Rio Ruiz - August 2012
Photo by Jayne Hansen
The embedded chart shows third basemen in the organization ranked from high to low in terms of OPS. I have noted their current age, the last level at which they played and, if they spent significant time at multiple positions, that information is included as well. I am including Brandon Laird's 2012 minor league numbers since he was removed from the 40-man roster and will likely start the season at AAA in 2013.
With the arrival of Matt Dominguez in the Carlos Lee trade last season, some of the pressure has been taken off in shoring up a position which I would argue is still the worst in the Astros system in terms of depth. The acquisitions of Bobby Borchering and Brandon Laird also helped give the Astros some breathing room at the top of the system. Borchering is still a work in progress since he struggled in his promotion to AA this season and in the Arizona Fall League this past fall, but at only 22, he has time.

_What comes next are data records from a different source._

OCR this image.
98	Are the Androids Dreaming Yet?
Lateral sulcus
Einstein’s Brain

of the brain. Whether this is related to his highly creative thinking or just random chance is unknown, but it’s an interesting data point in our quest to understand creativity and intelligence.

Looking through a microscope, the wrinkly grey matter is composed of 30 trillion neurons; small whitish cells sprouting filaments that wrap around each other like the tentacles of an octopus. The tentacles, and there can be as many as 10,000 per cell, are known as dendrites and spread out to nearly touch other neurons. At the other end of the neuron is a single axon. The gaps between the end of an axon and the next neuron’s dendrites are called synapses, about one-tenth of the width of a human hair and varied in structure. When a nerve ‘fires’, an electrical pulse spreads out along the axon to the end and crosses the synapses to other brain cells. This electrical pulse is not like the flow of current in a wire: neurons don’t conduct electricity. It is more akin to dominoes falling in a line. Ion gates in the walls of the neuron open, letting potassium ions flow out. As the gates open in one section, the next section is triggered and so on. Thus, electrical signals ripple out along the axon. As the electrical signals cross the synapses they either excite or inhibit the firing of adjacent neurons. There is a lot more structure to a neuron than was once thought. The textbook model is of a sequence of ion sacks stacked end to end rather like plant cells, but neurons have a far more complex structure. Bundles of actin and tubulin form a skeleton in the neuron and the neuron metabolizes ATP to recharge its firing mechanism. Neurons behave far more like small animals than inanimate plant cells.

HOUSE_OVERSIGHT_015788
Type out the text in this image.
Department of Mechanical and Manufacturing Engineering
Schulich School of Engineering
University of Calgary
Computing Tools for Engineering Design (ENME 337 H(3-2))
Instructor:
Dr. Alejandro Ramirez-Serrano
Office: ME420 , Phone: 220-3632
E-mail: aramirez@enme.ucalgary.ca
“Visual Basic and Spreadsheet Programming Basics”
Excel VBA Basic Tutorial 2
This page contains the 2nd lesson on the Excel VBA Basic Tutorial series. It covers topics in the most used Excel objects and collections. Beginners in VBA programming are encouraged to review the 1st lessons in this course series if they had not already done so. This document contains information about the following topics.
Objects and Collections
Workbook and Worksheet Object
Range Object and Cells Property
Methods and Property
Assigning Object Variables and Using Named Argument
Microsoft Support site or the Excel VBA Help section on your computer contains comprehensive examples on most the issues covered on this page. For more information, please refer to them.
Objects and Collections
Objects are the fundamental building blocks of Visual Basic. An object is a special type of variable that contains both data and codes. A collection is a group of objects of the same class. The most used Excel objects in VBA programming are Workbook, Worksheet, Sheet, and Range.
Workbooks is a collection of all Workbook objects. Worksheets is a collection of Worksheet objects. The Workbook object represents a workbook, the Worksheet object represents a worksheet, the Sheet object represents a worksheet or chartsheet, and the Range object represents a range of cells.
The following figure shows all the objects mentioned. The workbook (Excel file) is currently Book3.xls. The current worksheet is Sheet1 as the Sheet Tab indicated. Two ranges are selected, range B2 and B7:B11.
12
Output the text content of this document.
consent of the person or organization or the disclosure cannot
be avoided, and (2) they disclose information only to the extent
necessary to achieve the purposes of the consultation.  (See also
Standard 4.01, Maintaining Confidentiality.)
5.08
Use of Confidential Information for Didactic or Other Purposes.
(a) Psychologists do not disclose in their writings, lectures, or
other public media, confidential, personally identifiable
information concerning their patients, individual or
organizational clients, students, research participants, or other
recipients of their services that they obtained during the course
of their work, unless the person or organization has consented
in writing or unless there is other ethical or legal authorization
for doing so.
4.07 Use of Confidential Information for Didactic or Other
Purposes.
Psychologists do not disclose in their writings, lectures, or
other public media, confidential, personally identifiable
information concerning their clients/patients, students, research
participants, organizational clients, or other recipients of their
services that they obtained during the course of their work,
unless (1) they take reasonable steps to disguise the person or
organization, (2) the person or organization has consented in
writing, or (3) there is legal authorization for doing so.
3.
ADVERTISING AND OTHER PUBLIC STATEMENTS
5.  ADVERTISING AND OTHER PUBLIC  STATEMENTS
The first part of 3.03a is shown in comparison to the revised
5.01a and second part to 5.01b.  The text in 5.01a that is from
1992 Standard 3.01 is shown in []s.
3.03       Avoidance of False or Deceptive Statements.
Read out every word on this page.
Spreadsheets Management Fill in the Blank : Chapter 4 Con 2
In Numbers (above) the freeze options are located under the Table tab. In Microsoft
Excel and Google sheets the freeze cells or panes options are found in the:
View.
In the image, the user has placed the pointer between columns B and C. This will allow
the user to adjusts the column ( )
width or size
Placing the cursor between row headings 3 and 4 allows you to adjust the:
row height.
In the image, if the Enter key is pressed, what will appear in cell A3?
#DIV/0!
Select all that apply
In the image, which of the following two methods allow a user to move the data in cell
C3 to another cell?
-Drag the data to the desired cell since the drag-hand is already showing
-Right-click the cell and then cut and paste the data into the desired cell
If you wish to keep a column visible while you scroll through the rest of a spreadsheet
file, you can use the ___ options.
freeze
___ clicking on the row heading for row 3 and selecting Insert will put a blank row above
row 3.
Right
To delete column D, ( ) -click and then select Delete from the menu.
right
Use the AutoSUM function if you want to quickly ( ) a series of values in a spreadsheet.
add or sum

Matt Duffy leads the list out of all the third basemen in OPS. As I had hoped, he turned some of his doubles power from 2011 into home run power in 2012. He's just been an all-around solid hitter since being drafted in 2011. Despite a fairly average walk rate, he has kept his OBP high in an unconventional way -- he was hit by pitches 41 times in 2012. If Duffy can keep hitting and showing that power stroke, he should be able to move quickly through the ranks, but he will have to keep proving that he can handle the position defensively.
I'll be honest. I'm not sure what to make of Jonathan Meyer. He is considered a good defender, but in his second year with Lancaster, his power numbers declined slightly and he drew significantly fewer walks. Meyer only recently turned 22 so he is definitely still young enough to make some adjustments and get to the next level developmentally, but I think 2013 will be crucial for him.
Andy Simunic is a symbol of the third base depth problem. Simunic did a terrific job in giving the Astros an option in playing third base for them and he defended at that position very capably, but he really doesn't profile as a third baseman. He profiles as the middle infielder he was drafted as. He had a very good season with Corpus, but he doesn't bring the power expected from a corner infielder.
Another symbol of the depth problem is Darwin Rivera. He had a great season with the bat for the GCL, but it was a step backward for him as he played at Greeneville the prior season and did not do well. If he shows he can hit more advanced pitching, there may be hope for him as a DH, but his poor fielding at third base to date makes it unlikely that he will stick at that position.
Which brings me to Rio Ruiz, the Astros fourth round draft pick from 2012. In my opinion, Ruiz is the real deal. He will be a good defender, a great hitter and a natural leader. He won't turn 19 until May, but I think he will move very rapidly through the system.
As a final note, there are players who did not play extensively (if at all) at third base in the 2012 season who may see some time at third base if the need arises, particularly 1B/DH Erik Castro and 2B John Hinson.